All’altro polo c’è un Trump che non può trascurare la straordinaria opportunità di mostrarsi degno commander-in-chief, offertagli da quell’arma di “distrazione di massa” raffigurata da Pyongyang. Non si tratta certamente di sottovalutare il pericolo rappresentato da Kim, o di ridurre a bluff quello che ormai quasi tutta la comunità scientifica internazionale ritiene una acquisita tremenda capacità di nuocere nelle sue mani. Si tratta piuttosto di considerare anche il capo della Casa Bianca tra gli elementi destabilizzanti: la pratica egomaniacale del potere (di qui il timore di “perdere la faccia”), il discredito internazionale che si è attirato, e la conduzione ondivaga dell’amministrazione, ne fanno più il detonatore della prossima guerra, piuttosto che il solutore, ruolo che la pretesa leadership mondiale degli Usa gli assegnerebbe.

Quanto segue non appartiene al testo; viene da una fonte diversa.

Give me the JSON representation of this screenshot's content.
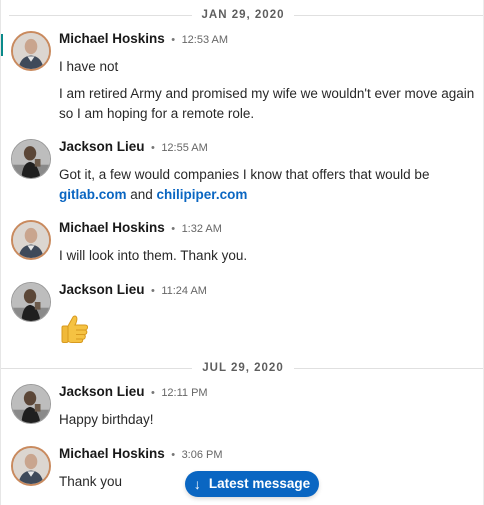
{
  "dividers": {
    "first": "JAN 29, 2020",
    "second": "JUL 29, 2020"
  },
  "messages": [
    {
      "sender": "Michael Hoskins",
      "separator": "•",
      "time": "12:53 AM",
      "lines": [
        "I have not",
        "I am retired Army and promised my wife we wouldn't ever move again so I am hoping for a remote role."
      ]
    },
    {
      "sender": "Jackson Lieu",
      "separator": "•",
      "time": "12:55 AM",
      "text_before": "Got it, a few would companies I know that offers that would be ",
      "link1": "gitlab.com",
      "text_and": " and ",
      "link2": "chilipiper.com"
    },
    {
      "sender": "Michael Hoskins",
      "separator": "•",
      "time": "1:32 AM",
      "text": "I will look into them. Thank you."
    },
    {
      "sender": "Jackson Lieu",
      "separator": "•",
      "time": "11:24 AM",
      "emoji": "thumbs-up"
    },
    {
      "sender": "Jackson Lieu",
      "separator": "•",
      "time": "12:11 PM",
      "text": "Happy birthday!"
    },
    {
      "sender": "Michael Hoskins",
      "separator": "•",
      "time": "3:06 PM",
      "text": "Thank you"
    }
  ],
  "latest_button": {
    "label": "Latest message",
    "icon": "arrow-down-icon"
  },
  "colors": {
    "link": "#0a66c2",
    "button_bg": "#0a66c2",
    "accent_edge": "#0a8a8a"
  }
}
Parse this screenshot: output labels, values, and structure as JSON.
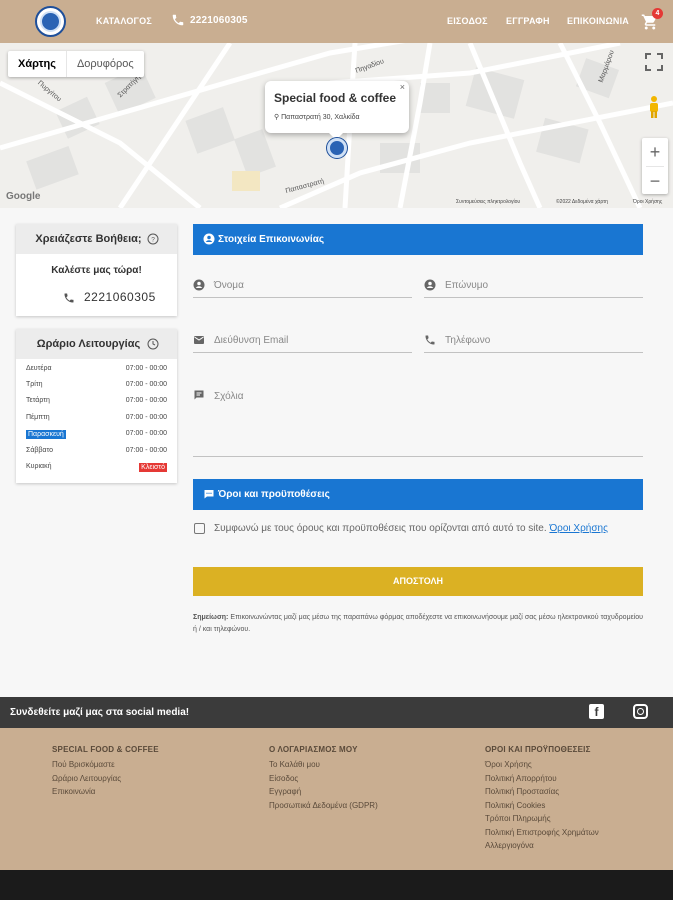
{
  "header": {
    "catalog": "ΚΑΤΑΛΟΓΟΣ",
    "phone": "2221060305",
    "login": "ΕΙΣΟΔΟΣ",
    "register": "ΕΓΓΡΑΦΗ",
    "contact": "ΕΠΙΚΟΙΝΩΝΙΑ",
    "cart_count": "4"
  },
  "map": {
    "tab_map": "Χάρτης",
    "tab_satellite": "Δορυφόρος",
    "info_title": "Special food & coffee",
    "info_address": "Παπαστρατή 30, Χαλκίδα",
    "close": "×",
    "zoom_in": "+",
    "zoom_out": "−",
    "google": "Google",
    "shortcuts": "Συντομεύσεις πληκτρολογίου",
    "mapdata": "©2022 Δεδομένα χάρτη",
    "terms": "Όροι Χρήσης",
    "streets": [
      "Παπαστρατή",
      "Στρατήγη",
      "Πηγαδίου",
      "Πυργίτου",
      "Μαρμάρου"
    ]
  },
  "help": {
    "title": "Χρειάζεστε Βοήθεια;",
    "subtitle": "Καλέστε μας τώρα!",
    "phone": "2221060305"
  },
  "hours": {
    "title": "Ωράριο Λειτουργίας",
    "rows": [
      {
        "day": "Δευτέρα",
        "hours": "07:00 - 00:00"
      },
      {
        "day": "Τρίτη",
        "hours": "07:00 - 00:00"
      },
      {
        "day": "Τετάρτη",
        "hours": "07:00 - 00:00"
      },
      {
        "day": "Πέμπτη",
        "hours": "07:00 - 00:00"
      },
      {
        "day": "Παρασκευή",
        "hours": "07:00 - 00:00"
      },
      {
        "day": "Σάββατο",
        "hours": "07:00 - 00:00"
      },
      {
        "day": "Κυριακή",
        "hours": "Κλειστό"
      }
    ]
  },
  "form": {
    "contact_title": "Στοιχεία Επικοινωνίας",
    "name": "Όνομα",
    "surname": "Επώνυμο",
    "email": "Διεύθυνση Email",
    "phone": "Τηλέφωνο",
    "comments": "Σχόλια",
    "terms_title": "Όροι και προϋποθέσεις",
    "agree_text": "Συμφωνώ με τους όρους και προϋποθέσεις που ορίζονται από αυτό το site.",
    "agree_link": "Όροι Χρήσης",
    "submit": "ΑΠΟΣΤΟΛΗ",
    "note_label": "Σημείωση:",
    "note_text": "Επικοινωνώντας μαζί μας μέσω της παραπάνω φόρμας αποδέχεστε να επικοινωνήσουμε μαζί σας μέσω ηλεκτρονικού ταχυδρομείου ή / και τηλεφώνου."
  },
  "social": {
    "label": "Συνδεθείτε μαζί μας στα social media!",
    "fb": "f"
  },
  "footer": {
    "col1": {
      "title": "SPECIAL FOOD & COFFEE",
      "links": [
        "Πού Βρισκόμαστε",
        "Ωράριο Λειτουργίας",
        "Επικοινωνία"
      ]
    },
    "col2": {
      "title": "Ο ΛΟΓΑΡΙΑΣΜΟΣ ΜΟΥ",
      "links": [
        "Το Καλάθι μου",
        "Είσοδος",
        "Εγγραφή",
        "Προσωπικά Δεδομένα (GDPR)"
      ]
    },
    "col3": {
      "title": "ΟΡΟΙ ΚΑΙ ΠΡΟΫΠΟΘΕΣΕΙΣ",
      "links": [
        "Όροι Χρήσης",
        "Πολιτική Απορρήτου",
        "Πολιτική Προστασίας",
        "Πολιτική Cookies",
        "Τρόποι Πληρωμής",
        "Πολιτική Επιστροφής Χρημάτων",
        "Αλλεργιογόνα"
      ]
    }
  },
  "colors": {
    "accent": "#1976d2",
    "header": "#c9ae91",
    "submit": "#dbb123",
    "closed": "#e53935"
  }
}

Significa che la guerra è inevitabile, salvo accomodarsi a un ignobile appeasement con Pyongyang? No, ma di sicuro i margini di composizione della crisi sembrano esaurirsi senza rimedio, quanto più la ragionevolezza cede agli impulsi. Perché una sostanziale diversità rispetto al cosiddetto “equilibrio del terrore” della Guerra Fredda è che i conflitti tra i due blocchi avvenivano (non meno ignobilmente) per procura, e le rispettive dirigenze, pur accecate dall’ideologia, sapevano dove fermarsi (anche se a Cuba la mano parve sfuggire).

Oggi che il mondo non si divide in blocchi ma in frantumi, di quella “cinica virtù” non si vede traccia. E il “calcolo” attribuito all’uno e all’altro dei due tipi in questione potrebbe essere, per quanto ci riguarda, una forma di esorcismo con cui cerchiamo di sconfiggere la paura generata dalla loro sconsideratezza.